Sport : Daumendrücken für einen Linkshänder

Renato Vugrinec ist der Star von Flensburgs Gegner Celje

Klaus Rocca

Berlin. Nadine macht aus ihrer Sympathie kein Hehl. „Da die meisten Fans hier nicht unbedingt Flensburg-Anhänger sind, kannst du davon ausgehen, dass wir fast alle Celje die Daumen drücken.
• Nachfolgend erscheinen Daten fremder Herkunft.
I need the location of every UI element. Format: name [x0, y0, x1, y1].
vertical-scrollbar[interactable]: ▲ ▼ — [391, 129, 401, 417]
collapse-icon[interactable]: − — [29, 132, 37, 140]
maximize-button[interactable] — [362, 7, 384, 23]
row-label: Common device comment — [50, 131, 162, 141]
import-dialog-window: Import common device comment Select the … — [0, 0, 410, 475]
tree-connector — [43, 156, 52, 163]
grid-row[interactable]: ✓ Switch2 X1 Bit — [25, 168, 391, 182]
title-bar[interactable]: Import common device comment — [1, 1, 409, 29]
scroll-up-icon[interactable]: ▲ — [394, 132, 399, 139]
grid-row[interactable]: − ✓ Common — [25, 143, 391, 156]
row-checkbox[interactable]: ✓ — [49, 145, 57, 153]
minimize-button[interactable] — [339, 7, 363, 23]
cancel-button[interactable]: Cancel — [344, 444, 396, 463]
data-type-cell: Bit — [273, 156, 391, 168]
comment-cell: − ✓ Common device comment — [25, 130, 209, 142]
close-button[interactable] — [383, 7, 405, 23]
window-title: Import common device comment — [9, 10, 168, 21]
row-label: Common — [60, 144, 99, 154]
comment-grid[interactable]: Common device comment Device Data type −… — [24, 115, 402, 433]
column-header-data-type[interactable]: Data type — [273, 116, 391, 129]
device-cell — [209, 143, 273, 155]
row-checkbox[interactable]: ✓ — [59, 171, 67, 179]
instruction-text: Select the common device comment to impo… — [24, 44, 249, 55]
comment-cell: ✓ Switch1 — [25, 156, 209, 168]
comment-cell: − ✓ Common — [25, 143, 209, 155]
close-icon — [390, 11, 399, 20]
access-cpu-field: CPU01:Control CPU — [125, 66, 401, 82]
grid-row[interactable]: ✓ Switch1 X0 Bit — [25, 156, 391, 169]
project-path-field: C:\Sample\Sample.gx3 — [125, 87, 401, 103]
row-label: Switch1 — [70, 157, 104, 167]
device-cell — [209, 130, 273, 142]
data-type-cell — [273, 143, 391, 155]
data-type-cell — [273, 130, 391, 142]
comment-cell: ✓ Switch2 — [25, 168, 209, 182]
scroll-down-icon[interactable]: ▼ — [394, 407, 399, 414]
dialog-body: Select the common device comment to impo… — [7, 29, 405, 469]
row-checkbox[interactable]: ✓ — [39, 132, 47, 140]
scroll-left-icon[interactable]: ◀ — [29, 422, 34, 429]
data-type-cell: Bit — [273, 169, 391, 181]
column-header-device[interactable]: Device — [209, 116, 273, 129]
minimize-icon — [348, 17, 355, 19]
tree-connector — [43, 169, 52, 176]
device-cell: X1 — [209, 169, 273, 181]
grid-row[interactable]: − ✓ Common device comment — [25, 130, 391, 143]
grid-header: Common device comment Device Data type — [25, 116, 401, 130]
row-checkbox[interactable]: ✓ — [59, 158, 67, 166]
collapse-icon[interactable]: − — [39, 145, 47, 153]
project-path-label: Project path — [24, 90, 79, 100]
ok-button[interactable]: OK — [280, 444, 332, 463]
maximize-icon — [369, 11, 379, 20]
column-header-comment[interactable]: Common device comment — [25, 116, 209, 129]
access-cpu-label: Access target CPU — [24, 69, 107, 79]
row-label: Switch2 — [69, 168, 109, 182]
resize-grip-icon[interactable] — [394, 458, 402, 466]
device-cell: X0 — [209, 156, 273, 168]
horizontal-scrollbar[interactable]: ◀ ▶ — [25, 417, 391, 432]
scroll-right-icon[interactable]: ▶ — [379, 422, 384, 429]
Und auf Renato freuen wir uns ganz besonders“, verkündet sie im Forum der Homepage des SC Magdeburg. Nadine ist Magdeburgerin, und als solche ist ihre Sympathie für Celje wohl darin begründet, dass der SC Magdeburg gerade im Halbfinale der Handball-Champions League an der SG Flensburg-Handewitt gescheitert ist. Nun spielt also nicht Magdeburg, sondern Flensburg in den Finals gegen RK Celje Pivovarna Lasko. Die erste Partie findet heute in Slowenien statt (15 Uhr, Ausschnitte in der ARD-Sportschau).

Mit Renato meinte Nadine den Linkshänder Renato Vugrinec. Der spielt noch in Celje und ist einer der besten Handballer der Welt. In der nächsten Saison wirft er seine Tore für den SC Magdeburg. Dort hat er einen Vertrag bis 2006 unterschrieben. Dass auch die Flensburger an Vugrinec, der Slowenien ins EM-Finale gegen die Deutschen geführt hatte, interessiert waren, macht die Genugtuung in der Börde noch größer. In Celje bedauert man den Abgang Vugrinec’, freut sich aber gleichzeitig über die beträchtliche Summe, die aufs Vereinskonto fließt. Seit der Hauptsponsor Pivovarna Lasko, die größte Brauerei des Landes, nicht mehr so großzügig mit den Zuwendungen ist, muss RK Celje Spitzenspieler ziehen lassen.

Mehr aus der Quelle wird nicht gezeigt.